A trio of works shows a turreted redbrick school in Willesden hulk over passing pedestrians and cars; we are at once caught in a mundane, fleeting moment and staring at a mighty structure that seems to stand for something more lasting. In a 1981 painting, it stands out, lustrous, against a stormy winter sky; in a charcoal and pastel drawing executed the same year, it gleams palely as the clouds appear to lift. By 1984, in a charcoal and chalk depiction, Kossoff has thrust the school back behind a curving road, replete with zooming cars, and it appears somewhat diminished, isolated by the hum of the city.
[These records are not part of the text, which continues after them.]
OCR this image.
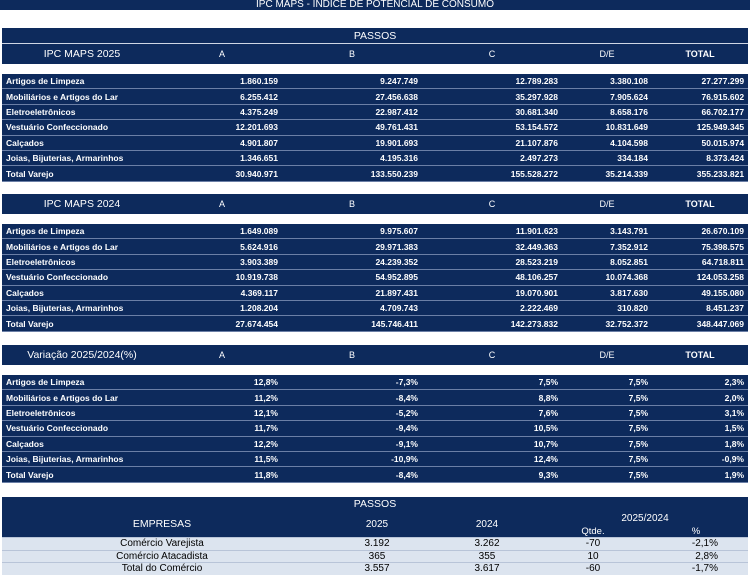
IPC MAPS - ÍNDICE DE POTENCIAL DE CONSUMO
PASSOS					
IPC MAPS 2025	A	B	C	D/E	TOTAL

Artigos de Limpeza	1.860.159	9.247.749	12.789.283	3.380.108	27.277.299
Mobiliários e Artigos do Lar	6.255.412	27.456.638	35.297.928	7.905.624	76.915.602
Eletroeletrônicos	4.375.249	22.987.412	30.681.340	8.658.176	66.702.177
Vestuário Confeccionado	12.201.693	49.761.431	53.154.572	10.831.649	125.949.345
Calçados	4.901.807	19.901.693	21.107.876	4.104.598	50.015.974
Joias, Bijuterias, Armarinhos	1.346.651	4.195.316	2.497.273	334.184	8.373.424
Total Varejo	30.940.971	133.550.239	155.528.272	35.214.339	355.233.821
IPC MAPS 2024	A	B	C	D/E	TOTAL

Artigos de Limpeza	1.649.089	9.975.607	11.901.623	3.143.791	26.670.109
Mobiliários e Artigos do Lar	5.624.916	29.971.383	32.449.363	7.352.912	75.398.575
Eletroeletrônicos	3.903.389	24.239.352	28.523.219	8.052.851	64.718.811
Vestuário Confeccionado	10.919.738	54.952.895	48.106.257	10.074.368	124.053.258
Calçados	4.369.117	21.897.431	19.070.901	3.817.630	49.155.080
Joias, Bijuterias, Armarinhos	1.208.204	4.709.743	2.222.469	310.820	8.451.237
Total Varejo	27.674.454	145.746.411	142.273.832	32.752.372	348.447.069
Variação 2025/2024(%)	A	B	C	D/E	TOTAL

Artigos de Limpeza	12,8%	-7,3%	7,5%	7,5%	2,3%
Mobiliários e Artigos do Lar	11,2%	-8,4%	8,8%	7,5%	2,0%
Eletroeletrônicos	12,1%	-5,2%	7,6%	7,5%	3,1%
Vestuário Confeccionado	11,7%	-9,4%	10,5%	7,5%	1,5%
Calçados	12,2%	-9,1%	10,7%	7,5%	1,8%
Joias, Bijuterias, Armarinhos	11,5%	-10,9%	12,4%	7,5%	-0,9%
Total Varejo	11,8%	-8,4%	9,3%	7,5%	1,9%
PASSOS				
EMPRESAS	2025	2024	2025/2024	
			Qtde.	%
Comércio Varejista	3.192	3.262	-70	-2,1%
Comércio Atacadista	365	355	10	2,8%
Total do Comércio	3.557	3.617	-60	-1,7%
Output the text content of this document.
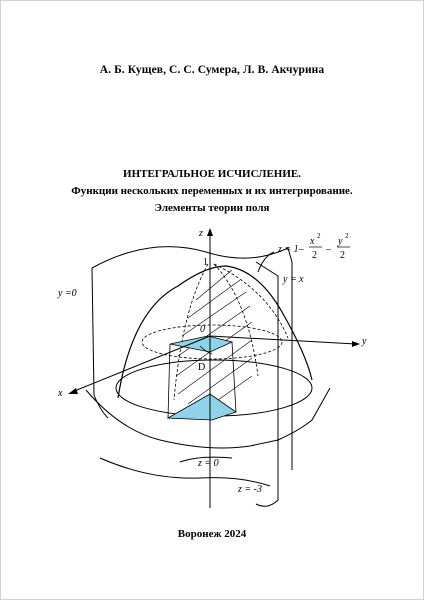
А. Б. Кущев, С. С. Сумера, Л. В. Акчурина
ИНТЕГРАЛЬНОЕ ИСЧИСЛЕНИЕ.
Функции нескольких переменных и их интегрирование.
Элементы теории поля
z
y
x
1
0
D
y =0
y = x
z = 0
z = -3
z = 1–
x 2
2
–
y 2
2
Воронеж 2024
Yet even here it acquires a powerful verticality with its dashes of red and white, veined like griotte marble, and has a presence that seems to place it beyond the humdrum.
Leon Kossoff, Christ Church, Spitalfields, 1989. Oil on board, 55.2 × 48.9 cm. Private collection, UK. Copyright Leon Kossoff. Image courtesy Piano Nobile, London.
This lofty, almost mystical vision of the city occurs throughout Kossoff’s mature work, reaching giddy heights in his renditions of Christ Church, Spitalfields (1989), whose Portland stone facade surges towards the sky, barely able to be contained in the canvas. The most recent painting on display, Cherry Tree, and Tube Train (2007-08), shows a tree in Kossoff’s Willesden garden, propped up by two stakes. Its soft greens bring a sense of renewal and tranquillity to his later works, even as tube carriages thrum below. Here, at this late juncture, nature begins to support the city, and the city to support nature. Life courses through this quotidian scene.
In the preface to a 1974 exhibition catalogue, Kossoff wrote: “The strange ever-changing light, the endless streets and the shuddering feel of the sprawling city lingers in my mind like a faintly glimmering memory of a long-forgotten, perhaps never experienced childhood.” A London Life presents an artist constantly capturing this evanescent sensation.